Pact may hold fate of local GM plant


Living with uncertainty is nothing new for 1,100 people who earn a living at General Motors Corp.'s factory in southeast Baltimore.

The plant, nearly 70 years old and producing van models with diminishing sales, has been threatened with closure for decades. But the loss of a clause in the workers' new contract may drive another wedge between them and their present job security.

General Motors and the United Auto Workers reached a tentative agreement on a four-year contract Thursday. But it is unclear if the new agreement retains a clause from the old contract that prohibited the company from closing any plants.

Details of the tentative agreement were not released, pending ratification. The vote by union members is expected to take a week to 10 days. The UAW also reached agreements this week with Ford Motor Co., DaimlerChrysler AG's Chrysler Group and supplier Visteon Corp.

"It could change things at the plant if [the clause is] not in the new contract, I believe, by accelerating the closure. If it is in, the plant then is protected in some form until the expiration," said Bill Barry, director of labor studies at the Community College of Baltimore County, who has taught a class to workers at the GM plant for more than five years.

GM a year ago committed to building the Chevrolet Astro and GMC Safari vans in Baltimore through the summer of 2005. No plans have been made past that expiration date, the company said.

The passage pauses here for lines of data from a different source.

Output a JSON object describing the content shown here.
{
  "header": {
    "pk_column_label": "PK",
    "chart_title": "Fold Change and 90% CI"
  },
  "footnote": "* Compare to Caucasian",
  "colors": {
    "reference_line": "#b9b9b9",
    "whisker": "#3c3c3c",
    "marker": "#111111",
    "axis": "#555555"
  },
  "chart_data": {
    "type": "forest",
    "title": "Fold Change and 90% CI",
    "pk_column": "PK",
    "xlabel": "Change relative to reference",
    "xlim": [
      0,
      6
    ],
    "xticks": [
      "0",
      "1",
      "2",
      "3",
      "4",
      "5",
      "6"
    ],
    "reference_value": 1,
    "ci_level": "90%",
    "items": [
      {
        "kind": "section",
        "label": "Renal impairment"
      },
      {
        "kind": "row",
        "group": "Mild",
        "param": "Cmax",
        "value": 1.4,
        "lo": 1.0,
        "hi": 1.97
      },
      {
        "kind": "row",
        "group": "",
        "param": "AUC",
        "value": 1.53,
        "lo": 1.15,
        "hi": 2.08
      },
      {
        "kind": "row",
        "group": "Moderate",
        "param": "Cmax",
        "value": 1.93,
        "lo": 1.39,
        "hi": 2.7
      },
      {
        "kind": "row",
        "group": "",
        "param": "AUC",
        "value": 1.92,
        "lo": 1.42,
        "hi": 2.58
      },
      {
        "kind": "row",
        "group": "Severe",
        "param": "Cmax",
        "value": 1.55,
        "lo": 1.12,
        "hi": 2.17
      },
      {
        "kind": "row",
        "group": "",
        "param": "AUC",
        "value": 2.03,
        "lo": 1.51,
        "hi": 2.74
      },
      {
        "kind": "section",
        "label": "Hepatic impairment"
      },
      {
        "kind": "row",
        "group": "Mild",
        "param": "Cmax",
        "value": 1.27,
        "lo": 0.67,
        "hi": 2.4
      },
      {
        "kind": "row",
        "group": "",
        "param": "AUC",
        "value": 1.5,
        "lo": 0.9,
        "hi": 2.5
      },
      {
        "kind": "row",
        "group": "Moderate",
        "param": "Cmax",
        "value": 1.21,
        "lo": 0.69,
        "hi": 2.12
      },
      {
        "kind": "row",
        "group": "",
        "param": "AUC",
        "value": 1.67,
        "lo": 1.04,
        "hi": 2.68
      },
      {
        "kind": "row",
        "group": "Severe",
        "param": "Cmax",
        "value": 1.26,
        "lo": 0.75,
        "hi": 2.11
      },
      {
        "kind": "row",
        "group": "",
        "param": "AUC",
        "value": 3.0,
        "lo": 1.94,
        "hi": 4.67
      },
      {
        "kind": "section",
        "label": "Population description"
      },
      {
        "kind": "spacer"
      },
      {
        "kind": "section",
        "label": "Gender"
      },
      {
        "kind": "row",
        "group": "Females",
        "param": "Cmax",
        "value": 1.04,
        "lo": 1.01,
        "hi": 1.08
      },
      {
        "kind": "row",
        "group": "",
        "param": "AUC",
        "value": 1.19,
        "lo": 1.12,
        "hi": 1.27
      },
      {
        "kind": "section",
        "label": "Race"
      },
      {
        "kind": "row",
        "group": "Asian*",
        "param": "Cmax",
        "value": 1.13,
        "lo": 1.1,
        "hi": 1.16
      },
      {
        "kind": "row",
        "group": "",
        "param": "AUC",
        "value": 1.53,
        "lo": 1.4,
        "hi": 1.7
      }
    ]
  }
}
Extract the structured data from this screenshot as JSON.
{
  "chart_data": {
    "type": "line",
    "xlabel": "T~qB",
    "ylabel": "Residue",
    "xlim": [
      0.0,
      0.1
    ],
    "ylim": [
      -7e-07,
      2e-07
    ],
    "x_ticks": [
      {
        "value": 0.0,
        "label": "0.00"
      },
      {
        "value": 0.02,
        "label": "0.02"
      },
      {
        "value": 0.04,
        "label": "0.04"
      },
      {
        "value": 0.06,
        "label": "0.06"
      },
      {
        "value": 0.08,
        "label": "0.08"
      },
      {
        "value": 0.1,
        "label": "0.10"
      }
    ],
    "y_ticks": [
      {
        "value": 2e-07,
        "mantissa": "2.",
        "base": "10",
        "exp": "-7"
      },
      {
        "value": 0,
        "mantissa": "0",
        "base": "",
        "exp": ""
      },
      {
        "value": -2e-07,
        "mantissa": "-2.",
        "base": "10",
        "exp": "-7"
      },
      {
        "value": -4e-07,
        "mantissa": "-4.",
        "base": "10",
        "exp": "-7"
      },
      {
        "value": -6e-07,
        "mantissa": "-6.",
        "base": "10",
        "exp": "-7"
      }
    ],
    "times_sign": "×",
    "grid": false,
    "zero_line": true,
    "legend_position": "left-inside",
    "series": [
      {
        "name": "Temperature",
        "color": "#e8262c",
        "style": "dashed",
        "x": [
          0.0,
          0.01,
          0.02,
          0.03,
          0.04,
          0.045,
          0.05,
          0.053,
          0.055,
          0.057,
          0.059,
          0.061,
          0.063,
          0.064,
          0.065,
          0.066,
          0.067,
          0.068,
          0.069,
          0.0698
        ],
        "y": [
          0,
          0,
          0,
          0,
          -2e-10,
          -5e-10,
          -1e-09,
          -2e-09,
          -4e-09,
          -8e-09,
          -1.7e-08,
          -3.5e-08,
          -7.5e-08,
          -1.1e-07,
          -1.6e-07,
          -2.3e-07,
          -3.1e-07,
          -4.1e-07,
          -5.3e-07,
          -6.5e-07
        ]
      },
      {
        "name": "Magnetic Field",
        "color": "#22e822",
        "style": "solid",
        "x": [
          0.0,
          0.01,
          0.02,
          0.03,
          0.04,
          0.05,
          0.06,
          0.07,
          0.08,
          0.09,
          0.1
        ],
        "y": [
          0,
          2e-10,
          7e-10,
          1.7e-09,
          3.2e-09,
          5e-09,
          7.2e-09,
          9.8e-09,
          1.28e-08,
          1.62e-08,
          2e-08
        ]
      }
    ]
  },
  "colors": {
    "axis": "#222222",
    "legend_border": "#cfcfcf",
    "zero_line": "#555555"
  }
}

"We're going to run production through the summer of '05, and then beyond the summer of '05 we have not made any decisions yet," said Dan Flores, a GM spokesman.

GM workers have long known that the plant's future is unknown after mid-2005. If the protective language has been removed from the new tentative agreement, the company would not be required to keep the facility open for another two years, although GM has already verbally committed to doing so.

Contract language aside, both the company and union say the future of the complex on Broening Highway will be determined by the demand for the vans made there.

"Sales dictate how long we're going to be there," said Walter Plummer, president of the United Auto Workers' Local 239 in Baltimore.

Sales for the vans made in Baltimore have been declining, however.

GM sold about 29,300 Astro and 7,600 Safari vans from January through August this year, down from about 38,500 Astro and 10,400 Safari vans during a comparable span last year.

The plant produced about 1,600 Chevrolet Astro vans and 500 GMC Safari vans last month. From January through August, about 23,900 Astro and 8,300 Safari vans were made there.

This summer, GM cut production by one-third and extended by three weeks its regularly scheduled two-week summer shutdown because of weak sales of the Safari and Astro.

"The future of the plant, to a certain extent, is based on the future of the products," Barry said.

The Baltimore plant, in the long run, now relies on internal decisions about advertising and redesign of the vans, reassignment of a new product line or a costly retooling of the plant.

Some of the workers have already accepted lucrative GM transfers to other parts of the country. About 70 percent of the plant's employees are eligible for retirement with more than 30 years of service, Barry said. Still, Barry said, many of them are watching closely to see if the new tentative agreement offers any more protection.

Said Barry, "It's become almost second nature to them to have this hanging over their head."